Em nota, o sindicato afirma que, conforme informações das investigações da Polícia Federal, as operações podem ter violado normas de governança e colocado em risco o patrimônio previdenciário dos servidores estaduais. O Sindifisco comunicou que levará o caso ao Ministério Público Federal (MPF) e a demais órgãos de controle, além de solicitar a abertura de uma Comissão Parlamentar de Inquérito (CPI) no Congresso Nacional e na Assembleia Legislativa do Amazonas (Aleam).
Entenda o caso
O caso envolve aplicações da Amazonprev em Letras Financeiras do Banco Master e do C6 Bank. Em setembro de 2024, a fundação informou que não localizou atas que autorizassem formalmente essas aquisições. Em novembro de 2025, o Sindicato dos Trabalhadores da Justiça do Amazonas encaminhou ao Ministério Público do Amazonas (MPAM) uma notícia de fato alegando ausência de deliberação do Conselho de Administração sobre as operações.
A Amazonprev declarou que o investimento realizado em fundo administrado pelo Banco Master não representa risco e não compromete o pagamento de aposentados e pensionistas. A fundação afirmou que as aplicações foram feitas exclusivamente com instituições credenciadas pela Secretaria Nacional de Previdência Social e que acompanha a situação junto ao Banco Central para assegurar o equilíbrio da carteira de investimentos. Também ressaltou possuir receita suficiente para garantir todas as obrigações com seus beneficiários.
Prisão
O dono do Banco Master, Daniel Vorcaro, foi preso pela Polícia Federal na terça-feira (18/11), durante a Operação Compliance Zero, que apura a concessão de créditos falsos e a negociação de títulos supostamente irregulares envolvendo instituições financeiras.
A Justiça Federal manteve a prisão por decisão da desembargadora Solange Salgado da Silva, do TRF-1, que negou pedido de habeas corpus apresentado pela defesa.

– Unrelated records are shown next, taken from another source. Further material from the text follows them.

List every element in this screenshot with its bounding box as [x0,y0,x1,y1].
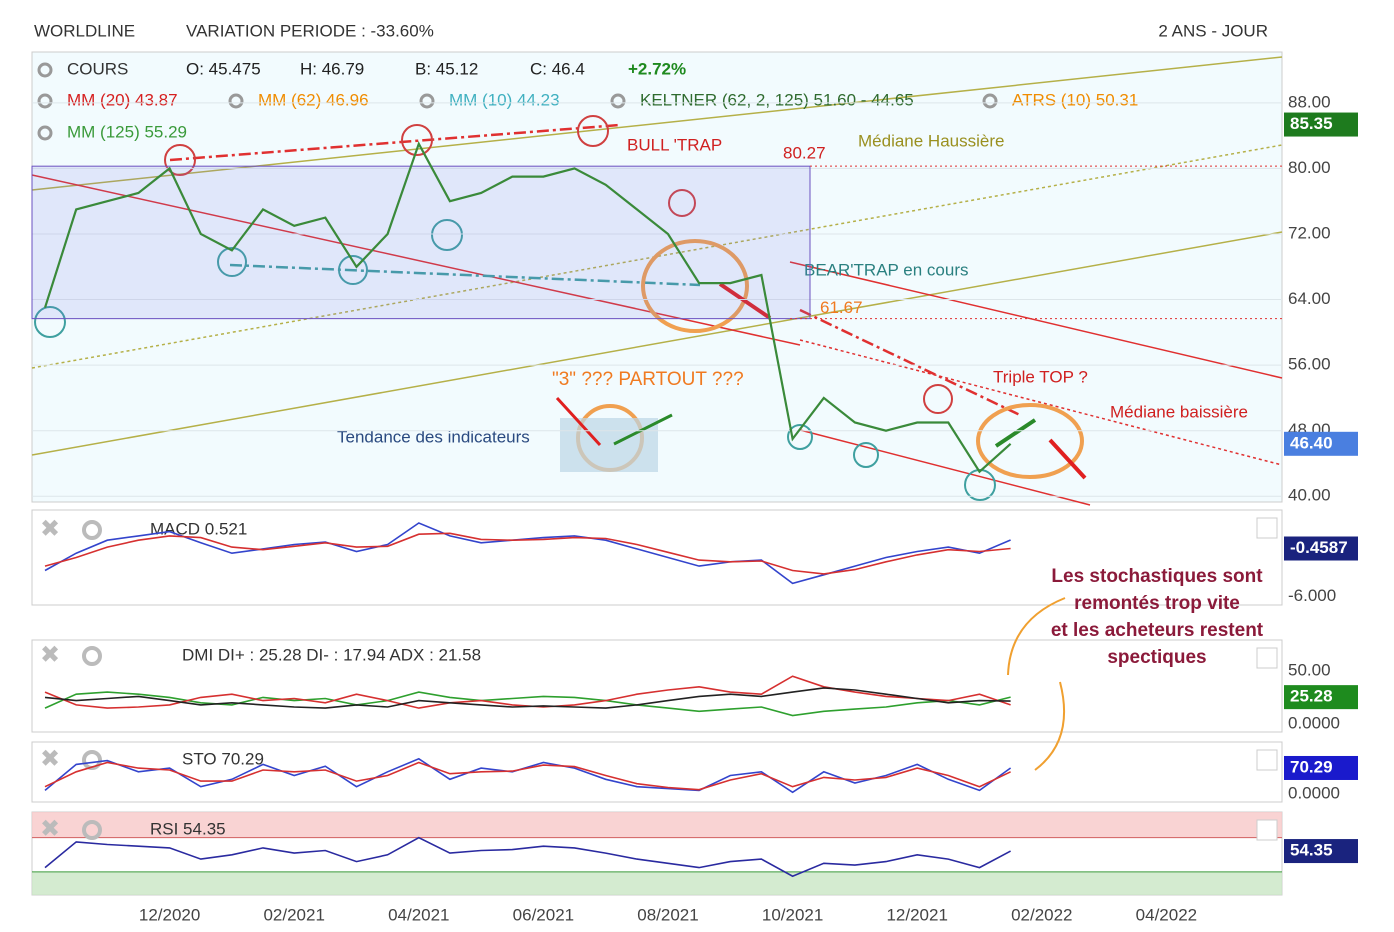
x-tick-label: 06/2021 [513,905,574,924]
value-badge [1284,112,1358,137]
note-line: et les acheteurs restent [1051,620,1264,641]
legend-item: MM (20) 43.87 [67,90,178,109]
x-tick-label: 12/2020 [139,905,200,924]
gear-icon [37,93,53,109]
y-tick-label: 72.00 [1288,223,1331,242]
legend-item: B: 45.12 [415,59,478,78]
gear-icon [37,125,53,141]
series-line [44,532,1011,575]
checkbox [1256,647,1278,669]
series-line [44,757,1012,794]
y-tick-label: 50.00 [1288,660,1331,679]
checkbox [1256,749,1278,771]
value-badge [1284,536,1358,561]
legend-item: C: 46.4 [530,59,585,78]
annotation: Triple TOP ? [993,367,1088,386]
series-line [43,141,1012,474]
y-tick-label: 0.0000 [1288,714,1340,733]
note-line: Les stochastiques sont [1051,566,1263,587]
note-line: remontés trop vite [1074,593,1240,614]
value-badge [1284,755,1358,780]
oversold-band [32,871,1282,895]
legend-item: O: 45.475 [186,59,261,78]
range-box [31,165,811,320]
gear-icon [82,520,102,540]
note-line: spectiques [1107,647,1206,668]
annotation: Médiane Haussière [858,131,1004,150]
overbought-band [32,812,1282,838]
checkbox [1256,819,1278,841]
gear-icon [228,93,244,109]
panel-title: DMI DI+ : 25.28 DI- : 17.94 ADX : 21.58 [182,645,481,664]
series-line [44,691,1011,717]
macd-panel [31,509,1283,606]
panel-title: RSI 54.35 [150,819,226,838]
value-badge-label: 46.40 [1290,433,1333,452]
value-badge-label: 70.29 [1290,757,1333,776]
trend-lines [31,56,1283,506]
y-tick-label: 64.00 [1288,289,1331,308]
series-line [44,836,1011,878]
header-title: WORLDLINE [34,21,135,40]
legend-item: H: 46.79 [300,59,364,78]
x-tick-label: 02/2021 [263,905,324,924]
x-tick-label: 02/2022 [1011,905,1072,924]
gear-icon [82,646,102,666]
level-label: 80.27 [783,144,826,163]
series-line [44,522,1011,585]
x-tick-label: 08/2021 [637,905,698,924]
x-tick-label: 04/2022 [1136,905,1197,924]
y-tick-label: 80.00 [1288,158,1331,177]
value-badge-label: -0.4587 [1290,538,1348,557]
y-tick-label: 56.00 [1288,355,1331,374]
legend-item: MM (10) 44.23 [449,90,560,109]
annotation: BEAR'TRAP en cours [804,260,969,279]
y-tick-label: -6.000 [1288,586,1336,605]
series-line [44,761,1011,791]
gear-icon [982,93,998,109]
header-period: 2 ANS - JOUR [1158,21,1268,40]
close-icon: ✖ [40,641,60,668]
header-variation: VARIATION PERIODE : -33.60% [186,21,434,40]
x-tick-label: 12/2021 [886,905,947,924]
y-tick-label: 88.00 [1288,92,1331,111]
x-tick-label: 10/2021 [762,905,823,924]
close-icon: ✖ [40,815,60,842]
value-badge-label: 85.35 [1290,114,1333,133]
y-tick-label: 40.00 [1288,486,1331,505]
legend-item: COURS [67,59,128,78]
checkbox [1256,517,1278,539]
value-badge-label: 25.28 [1290,687,1333,706]
legend-item: MM (125) 55.29 [67,122,187,141]
sto-panel [31,741,1283,803]
gear-icon [37,62,53,78]
x-tick-label: 04/2021 [388,905,449,924]
gear-icon [610,93,626,109]
panel-title: STO 70.29 [182,749,264,768]
value-badge-label: 54.35 [1290,841,1333,860]
panel-title: MACD 0.521 [150,519,247,538]
dmi-panel [31,639,1283,733]
legend-item: MM (62) 46.96 [258,90,369,109]
gear-icon [82,750,102,770]
annotation: BULL 'TRAP [627,135,722,154]
series-line [44,687,1011,709]
annotation: "3" ??? PARTOUT ??? [552,369,744,390]
gear-icon [82,820,102,840]
annotation: Tendance des indicateurs [337,427,530,446]
gear-icon [419,93,435,109]
legend-item: +2.72% [628,59,686,78]
level-label: 61.67 [820,298,863,317]
value-badge [1284,685,1358,710]
legend-item: KELTNER (62, 2, 125) 51.60 - 44.65 [640,90,914,109]
value-badge [1284,431,1358,456]
annotation: Médiane baissière [1110,402,1248,421]
value-badge [1284,839,1358,864]
close-icon: ✖ [40,515,60,542]
legend-item: ATRS (10) 50.31 [1012,90,1138,109]
y-tick-label: 0.0000 [1288,784,1340,803]
markers [34,115,1087,771]
close-icon: ✖ [40,745,60,772]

A magistrada destacou a necessidade de preservar a ordem pública e impedir a continuidade das ações do grupo investigado, citando um esquema de cessão irregular de carteiras de crédito entre o Banco Master e o BRB, estimado em cerca de R$ 17 bilhões.
A defesa de Vorcaro sustenta que ele não tentou deixar o país e que sempre esteve disponível para colaborar com as investigações.